Wie bei jenen hängt Sempels Entscheidung, ein Leben in Bewegung und überschwenglicher Romantik zu führen, eng mit der Arbeit zusammen. Das Ergebnis kann schon einmal ein wenig albern anmuten. In seinen Filmen Dandy oder Der Rabe laufen Leute mit einer Kaffeekanne an den Pyramiden entlang oder zwei Kneipengäste sagen sich mit bedeutsamer Miene gegenseitig Städtenamen zu.

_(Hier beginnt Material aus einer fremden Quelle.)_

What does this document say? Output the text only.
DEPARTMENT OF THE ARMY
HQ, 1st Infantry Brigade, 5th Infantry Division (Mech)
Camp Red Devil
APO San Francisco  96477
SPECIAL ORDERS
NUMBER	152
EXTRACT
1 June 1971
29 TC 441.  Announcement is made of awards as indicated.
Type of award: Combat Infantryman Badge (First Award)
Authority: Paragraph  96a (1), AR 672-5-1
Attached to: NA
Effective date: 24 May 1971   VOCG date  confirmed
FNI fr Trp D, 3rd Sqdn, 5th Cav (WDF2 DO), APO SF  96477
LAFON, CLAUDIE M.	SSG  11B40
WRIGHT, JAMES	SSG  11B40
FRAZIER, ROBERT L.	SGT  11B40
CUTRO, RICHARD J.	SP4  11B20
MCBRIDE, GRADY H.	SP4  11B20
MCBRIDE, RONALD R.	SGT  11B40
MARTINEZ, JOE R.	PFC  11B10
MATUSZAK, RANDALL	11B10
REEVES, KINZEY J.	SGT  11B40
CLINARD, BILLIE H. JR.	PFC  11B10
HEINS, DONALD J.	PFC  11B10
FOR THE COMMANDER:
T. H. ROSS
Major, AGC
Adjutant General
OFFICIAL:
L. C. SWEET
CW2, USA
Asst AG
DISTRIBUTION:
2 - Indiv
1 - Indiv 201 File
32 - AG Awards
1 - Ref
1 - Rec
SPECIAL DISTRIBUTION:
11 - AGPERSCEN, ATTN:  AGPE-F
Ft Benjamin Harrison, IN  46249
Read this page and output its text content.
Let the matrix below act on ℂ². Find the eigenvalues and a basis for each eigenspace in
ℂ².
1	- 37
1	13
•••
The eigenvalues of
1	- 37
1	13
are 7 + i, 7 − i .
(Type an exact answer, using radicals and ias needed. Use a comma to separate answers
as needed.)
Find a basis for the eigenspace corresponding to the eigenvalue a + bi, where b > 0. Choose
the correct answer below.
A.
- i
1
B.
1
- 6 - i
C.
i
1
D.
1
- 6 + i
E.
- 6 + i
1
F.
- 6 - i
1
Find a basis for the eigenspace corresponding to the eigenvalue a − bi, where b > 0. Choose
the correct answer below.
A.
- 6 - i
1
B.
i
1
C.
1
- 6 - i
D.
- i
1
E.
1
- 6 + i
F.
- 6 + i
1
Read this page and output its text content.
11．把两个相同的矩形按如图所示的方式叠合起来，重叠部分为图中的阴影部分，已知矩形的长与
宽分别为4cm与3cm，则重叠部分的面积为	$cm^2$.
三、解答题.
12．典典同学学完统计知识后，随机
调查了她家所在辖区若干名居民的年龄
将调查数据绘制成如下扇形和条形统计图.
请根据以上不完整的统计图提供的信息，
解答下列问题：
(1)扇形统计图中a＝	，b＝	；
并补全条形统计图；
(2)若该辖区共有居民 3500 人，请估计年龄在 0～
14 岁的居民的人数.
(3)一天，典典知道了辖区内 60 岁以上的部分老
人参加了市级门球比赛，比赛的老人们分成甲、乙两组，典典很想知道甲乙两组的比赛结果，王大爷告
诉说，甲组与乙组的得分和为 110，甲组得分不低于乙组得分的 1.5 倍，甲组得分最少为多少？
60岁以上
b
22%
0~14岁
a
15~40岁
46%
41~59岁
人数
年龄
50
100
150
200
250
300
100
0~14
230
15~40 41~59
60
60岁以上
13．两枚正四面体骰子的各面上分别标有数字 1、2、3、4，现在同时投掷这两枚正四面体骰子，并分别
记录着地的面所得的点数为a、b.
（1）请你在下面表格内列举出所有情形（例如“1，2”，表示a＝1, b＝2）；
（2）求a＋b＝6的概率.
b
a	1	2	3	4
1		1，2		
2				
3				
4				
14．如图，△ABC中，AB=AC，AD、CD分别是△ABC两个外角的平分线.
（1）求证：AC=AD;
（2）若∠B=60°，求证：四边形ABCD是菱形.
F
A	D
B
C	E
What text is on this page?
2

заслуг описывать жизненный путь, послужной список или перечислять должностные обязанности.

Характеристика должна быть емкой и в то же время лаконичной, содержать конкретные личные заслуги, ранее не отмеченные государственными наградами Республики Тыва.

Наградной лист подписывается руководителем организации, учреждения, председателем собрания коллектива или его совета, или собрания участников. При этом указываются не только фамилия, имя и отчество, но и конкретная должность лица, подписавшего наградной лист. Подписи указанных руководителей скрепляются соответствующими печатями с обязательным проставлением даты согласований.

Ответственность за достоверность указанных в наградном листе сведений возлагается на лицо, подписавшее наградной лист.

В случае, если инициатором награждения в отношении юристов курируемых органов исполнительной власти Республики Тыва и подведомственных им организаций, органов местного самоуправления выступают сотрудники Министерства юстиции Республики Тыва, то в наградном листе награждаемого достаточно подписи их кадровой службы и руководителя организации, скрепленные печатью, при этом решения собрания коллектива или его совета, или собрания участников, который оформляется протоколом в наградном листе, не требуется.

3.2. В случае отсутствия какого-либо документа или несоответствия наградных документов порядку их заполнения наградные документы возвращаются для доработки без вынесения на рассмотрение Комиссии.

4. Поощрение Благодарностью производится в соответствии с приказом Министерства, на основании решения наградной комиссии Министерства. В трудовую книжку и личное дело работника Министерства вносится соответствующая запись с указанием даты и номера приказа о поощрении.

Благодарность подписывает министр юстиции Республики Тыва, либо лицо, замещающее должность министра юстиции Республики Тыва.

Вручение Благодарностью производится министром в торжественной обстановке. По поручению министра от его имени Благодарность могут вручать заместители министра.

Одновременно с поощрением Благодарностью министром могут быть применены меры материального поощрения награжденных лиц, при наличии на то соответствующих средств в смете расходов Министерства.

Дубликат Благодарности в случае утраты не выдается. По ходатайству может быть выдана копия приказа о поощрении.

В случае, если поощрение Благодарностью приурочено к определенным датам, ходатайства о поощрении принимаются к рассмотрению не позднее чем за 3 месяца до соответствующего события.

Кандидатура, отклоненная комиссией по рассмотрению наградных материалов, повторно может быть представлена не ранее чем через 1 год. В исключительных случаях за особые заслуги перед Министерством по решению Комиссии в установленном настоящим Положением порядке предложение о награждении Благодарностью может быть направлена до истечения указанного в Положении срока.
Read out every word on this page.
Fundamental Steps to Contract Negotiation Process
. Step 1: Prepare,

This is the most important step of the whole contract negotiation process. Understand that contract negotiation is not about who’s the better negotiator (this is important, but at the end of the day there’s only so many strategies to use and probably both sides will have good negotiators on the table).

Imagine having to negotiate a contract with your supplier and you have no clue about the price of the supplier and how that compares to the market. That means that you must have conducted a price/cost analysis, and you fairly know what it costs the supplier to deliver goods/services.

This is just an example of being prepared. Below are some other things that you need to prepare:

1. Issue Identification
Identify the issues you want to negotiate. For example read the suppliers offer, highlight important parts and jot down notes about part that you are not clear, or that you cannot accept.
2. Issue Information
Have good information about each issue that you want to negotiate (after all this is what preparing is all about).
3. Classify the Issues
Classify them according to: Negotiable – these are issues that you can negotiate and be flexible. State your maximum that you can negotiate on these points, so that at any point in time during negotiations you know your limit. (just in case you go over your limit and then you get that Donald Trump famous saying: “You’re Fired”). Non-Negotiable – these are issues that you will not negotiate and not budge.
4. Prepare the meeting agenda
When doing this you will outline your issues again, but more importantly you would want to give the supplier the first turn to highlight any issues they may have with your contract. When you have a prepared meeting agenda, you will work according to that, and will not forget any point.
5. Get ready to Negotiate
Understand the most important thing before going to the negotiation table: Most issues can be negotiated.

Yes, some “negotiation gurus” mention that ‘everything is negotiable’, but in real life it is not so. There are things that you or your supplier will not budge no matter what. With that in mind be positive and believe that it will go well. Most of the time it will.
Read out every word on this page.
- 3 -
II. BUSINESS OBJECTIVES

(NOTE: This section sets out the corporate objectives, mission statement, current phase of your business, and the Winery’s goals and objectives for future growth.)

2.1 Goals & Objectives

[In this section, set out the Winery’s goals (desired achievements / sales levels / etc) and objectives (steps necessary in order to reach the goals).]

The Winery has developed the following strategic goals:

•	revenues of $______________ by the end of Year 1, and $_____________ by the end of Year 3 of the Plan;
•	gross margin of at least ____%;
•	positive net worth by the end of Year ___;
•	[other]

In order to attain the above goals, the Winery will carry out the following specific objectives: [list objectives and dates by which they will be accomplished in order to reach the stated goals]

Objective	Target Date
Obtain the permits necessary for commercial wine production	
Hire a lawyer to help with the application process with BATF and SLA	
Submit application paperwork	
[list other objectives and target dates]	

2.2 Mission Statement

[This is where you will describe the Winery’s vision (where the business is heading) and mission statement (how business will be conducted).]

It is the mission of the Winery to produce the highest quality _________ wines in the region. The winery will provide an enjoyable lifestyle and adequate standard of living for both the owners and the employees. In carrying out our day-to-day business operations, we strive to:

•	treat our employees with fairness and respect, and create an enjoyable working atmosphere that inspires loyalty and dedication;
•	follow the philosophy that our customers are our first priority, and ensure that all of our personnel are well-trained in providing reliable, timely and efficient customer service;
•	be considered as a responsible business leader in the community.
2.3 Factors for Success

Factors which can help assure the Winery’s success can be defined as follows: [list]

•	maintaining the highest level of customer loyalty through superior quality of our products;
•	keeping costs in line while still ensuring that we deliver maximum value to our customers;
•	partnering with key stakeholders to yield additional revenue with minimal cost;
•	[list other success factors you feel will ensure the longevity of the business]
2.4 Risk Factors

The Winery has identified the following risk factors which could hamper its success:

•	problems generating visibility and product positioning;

Dabei geht es dem Regisseur nicht darum, die Rebellion gegen den Sinn durch das Objektiv in Augenschein zu nehmen. Sempel begeistert sich für Situationen, wie sie eben vor allem in ein Drehbuch eingeschrieben sein können und läßt sich von einer querbeet durchgelesenen Literatur anregen. Zusammen ergibt das mindestens ein temperamentvolles Temperament.

Sempel verfügt außerdem über das Talent, so zu inszenieren, als wäre ihm eine Grundidee gerade vorhin beim Frühstück eingefallen. Sempel mag jemand sein, dem die eigene Unkonzentriertheit einen Strich durch die dramaturgische Rechnung macht. Auf der anderen Seite scheint nachvollziehbar, ihn für eine Art geistigen Onkel des Golden Pudel Klub zu halten. In Jonas setzt er den Avantgardefilmer Jonas Mekas ins Bild oder besser: in einen kaum verwechselbaren Sempelschen Bilderreigen. Neben aufschlußreichen Snapshots gibt es reichlich Prominente zu sehen, die sich hier zu Mekas äußern.

Eines ist nach alledem klar: Ein Film über Sempel, mit phantastischen Spielszenen und sibyllinischen Bonmots von langjährigen Bekannten, wird bald fällig.